Madame la présidente, monsieur le secrétaire d’État, mes chers collègues, le prochain Conseil européen traitera, de nouveau, de la crise des migrants ; il examinera aussi l’avenir de la politique commerciale et débattra des relations avec la Russie, autant de sujets d’une importance stratégique qui donnent à ce débat préalable toute sa portée.
D’une ampleur inédite, la crise migratoire a révélé les grandes défaillances de l’Europe. Celle-ci a bâti un espace de libre circulation sans se préoccuper du contrôle effectif de ses frontières extérieures. Voilà le vice de construction initiale. L’Europe a été prise au dépourvu quand la crise a éclaté. Elle cherche désormais dans l’urgence à rattraper le temps perdu.
La création de la nouvelle agence européenne de protection des frontières, qui remplacera l’agence FRONTEX, est particulièrement attendue et pertinente. Cette agence, avec sa réserve de gardes-côtes et de gardes-frontières, est entrée officiellement en activité le 6 octobre en Bulgarie. Les enjeux sont nombreux. Ils portent en particulier sur la capacité d’action et d’intervention de cette nouvelle entité en cas de défaillance d’un État membre.
Monsieur le secrétaire d’État, comment vont fonctionner les procédures d’autorisation ? Quels seront les délais d’exécution ? Il y a urgence à agir efficacement et à démontrer ainsi aux Européens que l’Europe maîtrise désormais ses frontières extérieures.
Nous devons nous inquiéter du risque de division au sein de l’Union européenne. Le groupe dit « de Visegrad », exprime des crispations. Cette situation n’est pas satisfaisante. Le dialogue doit être la priorité. Il doit faire toute sa place à la subsidiarité, mais il doit aussi faire prévaloir la solidarité, quitte à ce que celle-ci s’exprime sous différentes formes.
Cette crise migratoire sert aussi de révélateur pour l’Europe. Certes, l’Europe est dépositaire et porteuse de valeurs universelles. C’est son honneur et sa fierté. Mais elle doit aussi apprendre à se comporter en puissance. Or elle est apparue en situation de faiblesse lors des négociations avec la Turquie, comme si elle n’avait pas de cartes en main, ce qui était pourtant faux.
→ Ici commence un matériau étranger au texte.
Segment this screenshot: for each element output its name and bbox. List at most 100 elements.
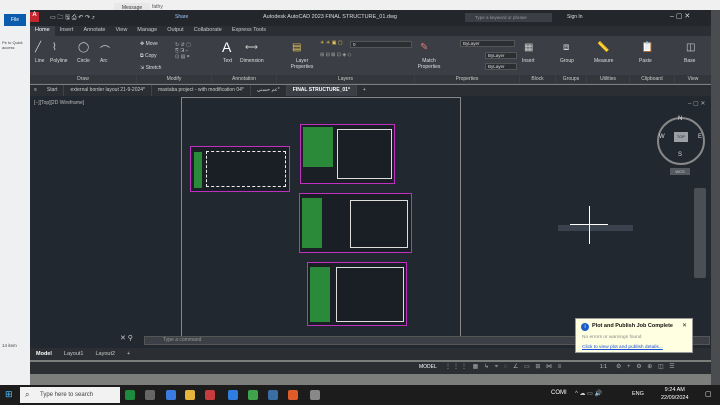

Enfin, j’évoquerai l’Union pour la Méditerranée. Créée en 2008, elle exprime l’intuition de la France que les destins des rives sud et nord sont profondément liés. Ne pourrait-elle pas constituer un cadre pour une gestion stratégique de la durable crise migratoire et pour la recherche d’un partenariat ?
La politique commerciale est aussi un grand défi pour l’avenir de l’Europe. On doit déplorer l’insuffisante appropriation politique de ces enjeux. Il est donc indispensable que le Conseil européen en débatte.
La transparence des négociations est une priorité. Les parlements nationaux doivent pouvoir suivre ces dernières et s’exprimer sur le résultat final. Il y a un intérêt évident pour l’Europe à passer des accords commerciaux avec ses grands partenaires. Encore faut-il qu’elle défende ses intérêts. L’extraterritorialité des lois américaines est inacceptable. À cet égard, le Sénat s’est honoré en évaluant avec une grande précision cette question, dont s’est par ailleurs emparé Matthias Fekl, avec qui nous avons d’excellentes relations de travail. Nous disposons d’instruments de défense commerciale. Appliquons-les !
On ne peut non plus admettre que nos partenaires ferment leurs marchés publics tandis que les nôtres sont grand ouverts.